The concept of a "Northern Regional Standard", which Shorrocks attributes to the Sheffield University dialectologist John Widdowson, is used to describe modifications made by dialect speakers when not speaking with acquaintances. Shorrocks notes that the number of speakers of Received Pronunciation in the Bolton area is very small, which restricts its influence on the base dialect.

The phonemes described for the Bolton dialect are shown in the table below. //h// is shown as a marginal phoneme in the dialect, used only when stressing words or attempting to modify speech towards a standard form, and //x// is shown as a phoneme that existed in the dialect until the mid-20th century as a pronunciation of the sequence gh. There is no phoneme //ŋ// in the Bolton dialect, although /[ŋ]/ occurs as an allophone of //n// before //k, g//.

| Group | Phonemes in Bolton |
|---|---|
| Long vowels | i: ʏ: e: ɛ: æ: ɔ: o: ɵ: |
| Short vowels | ɪ ɛ a ɔ ʊ ɵ |
| Diphthongs | ɛɪ aɪ ɔɪ ɜʏ ɪɵ ɔɵ oɵ ʏɵ |
| Consonants | p b t d k g t͡ʃ d͡ʒ f v θ ð s z ʃ ʒ m n l w r j [h] [x] |

The books were given positive reviews in the Transactions of the Yorkshire Dialect Society by Stanley Ellis: the first book reviewed in the 1998 edition and the second book reviewed in the 1999 edition.

Graham Shorrocks died in 2023.

==Publication details==
- Shorrocks, Graham (1998).
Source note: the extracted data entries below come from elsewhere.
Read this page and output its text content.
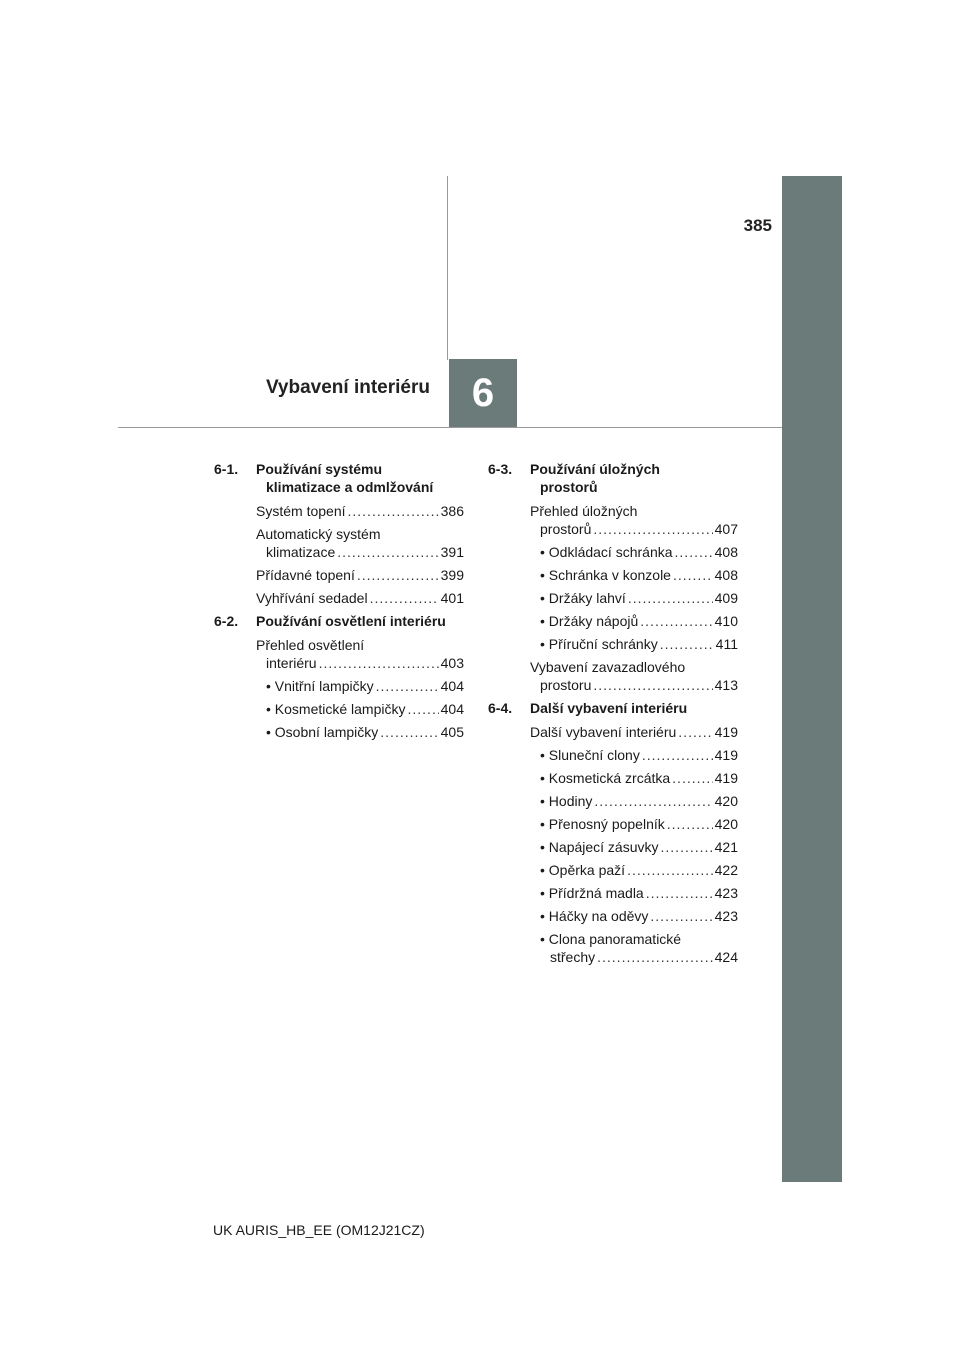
385
Vybavení interiéru 6
6-1.	Používání systému
klimatizace a odmlžování
Systém topení .....	386
Automatický systém
klimatizace .....	391
Přídavné topení .....	399
Vyhřívání sedadel .....	401
6-2.	Používání osvětlení interiéru
Přehled osvětlení
interiéru .....	403
• Vnitřní lampičky .....	404
• Kosmetické lampičky .....	404
• Osobní lampičky .....	405
6-3.	Používání úložných
prostorů
Přehled úložných
prostorů .....	407
• Odkládací schránka .....	408
• Schránka v konzole .....	408
• Držáky lahví .....	409
• Držáky nápojů .....	410
• Příruční schránky .....	411
Vybavení zavazadlového
prostoru .....	413
6-4.	Další vybavení interiéru
Další vybavení interiéru .....	419
• Sluneční clony .....	419
• Kosmetická zrcátka .....	419
• Hodiny .....	420
• Přenosný popelník .....	420
• Napájecí zásuvky .....	421
• Opěrka paží .....	422
• Přídržná madla .....	423
• Háčky na oděvy .....	423
• Clona panoramatické
střechy .....	424
UK AURIS_HB_EE (OM12J21CZ)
A Grammar of the Dialect of the Bolton Area. Pt. 1: Phonology. Bamberger Beiträge zur englischen Sprachwissenschaft; Bd. 41. Frankfurt am Main: Peter Lang. ISBN 3-631-33066-9.
- Shorrocks, Graham (1999). A Grammar of the Dialect of the Bolton Area. Pt. 2: Morphology and Syntax. Bamberger Beiträge zur englischen Sprachwissenschaft; Bd. 41. Frankfurt am Main: Peter Lang. ISBN 3-631-33066-9.